"Crew members traveling to the lunar surface on NASA's Artemis missions should be gearing up for a grind. They will wear heavier spacesuits than those worn by the Apollo astronauts, and NASA will ask them to do more than the first Moonwalkers did more than 50 years ago. The Moonwalking experience will amount to an "extreme physical event" for crews selected for the Artemis program's first lunar landings, a former NASA astronaut told a panel of researchers, physicians, and engineers convened by the National Academies."
"Scientists and astronauts have come to understand many of these effects after a quarter-century of continuous human presence on the International Space Station. But the Moon is different in a few important ways. The Moon is outside the protection of the Earth's magnetosphere, lunar dust is pervasive, and the Moon has partial gravity, about one-sixth as strong as the pull we feel on Earth."

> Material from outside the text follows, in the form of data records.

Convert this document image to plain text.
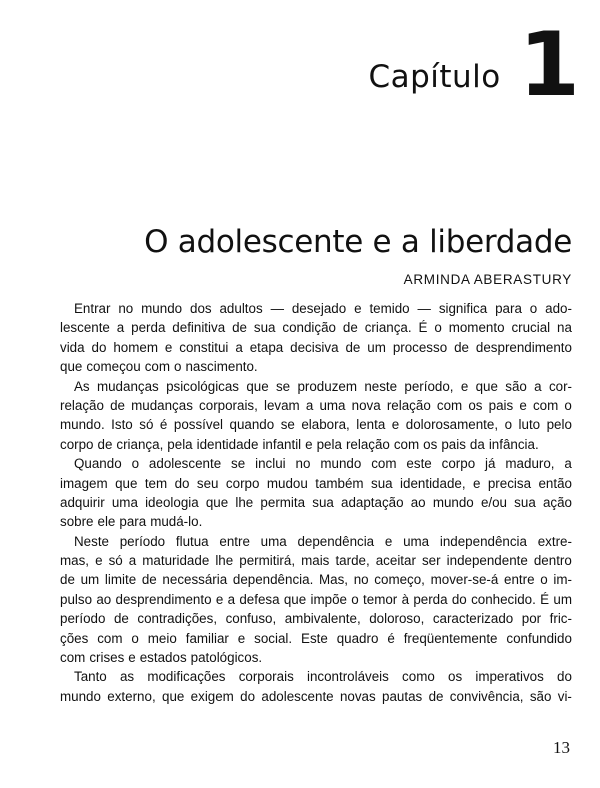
Capítulo 1
O adolescente e a liberdade
ARMINDA ABERASTURY
Entrar no mundo dos adultos — desejado e temido — significa para o ado-
lescente a perda definitiva de sua condição de criança. É o momento crucial na
vida do homem e constitui a etapa decisiva de um processo de desprendimento
que começou com o nascimento.
As mudanças psicológicas que se produzem neste período, e que são a cor-
relação de mudanças corporais, levam a uma nova relação com os pais e com o
mundo. Isto só é possível quando se elabora, lenta e dolorosamente, o luto pelo
corpo de criança, pela identidade infantil e pela relação com os pais da infância.
Quando o adolescente se inclui no mundo com este corpo já maduro, a
imagem que tem do seu corpo mudou também sua identidade, e precisa então
adquirir uma ideologia que lhe permita sua adaptação ao mundo e/ou sua ação
sobre ele para mudá-lo.
Neste período flutua entre uma dependência e uma independência extre-
mas, e só a maturidade lhe permitirá, mais tarde, aceitar ser independente dentro
de um limite de necessária dependência. Mas, no começo, mover-se-á entre o im-
pulso ao desprendimento e a defesa que impõe o temor à perda do conhecido. É um
período de contradições, confuso, ambivalente, doloroso, caracterizado por fric-
ções com o meio familiar e social. Este quadro é freqüentemente confundido
com crises e estados patológicos.
Tanto as modificações corporais incontroláveis como os imperativos do
mundo externo, que exigem do adolescente novas pautas de convivência, são vi-
13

Artemis lunar surface missions will require heavier and more capable spacesuits and will involve more demanding extravehicular activity than Apollo-era missions. Lunar surface operations constitute an extreme physical event that increases risk of radiation exposure, muscle and bone atrophy, and reduced cardiovascular and immune function. The Moon lies outside Earth's magnetosphere, has pervasive abrasive dust, and presents partial gravity about one-sixth of Earth's, all complicating crew health and EVA performance. NASA awarded Axiom Space a $228 million fixed-price contract to develop commercial pressurized suits for Artemis III, currently targeted for late 2028 but dependent on suit readiness and new human-rated landers.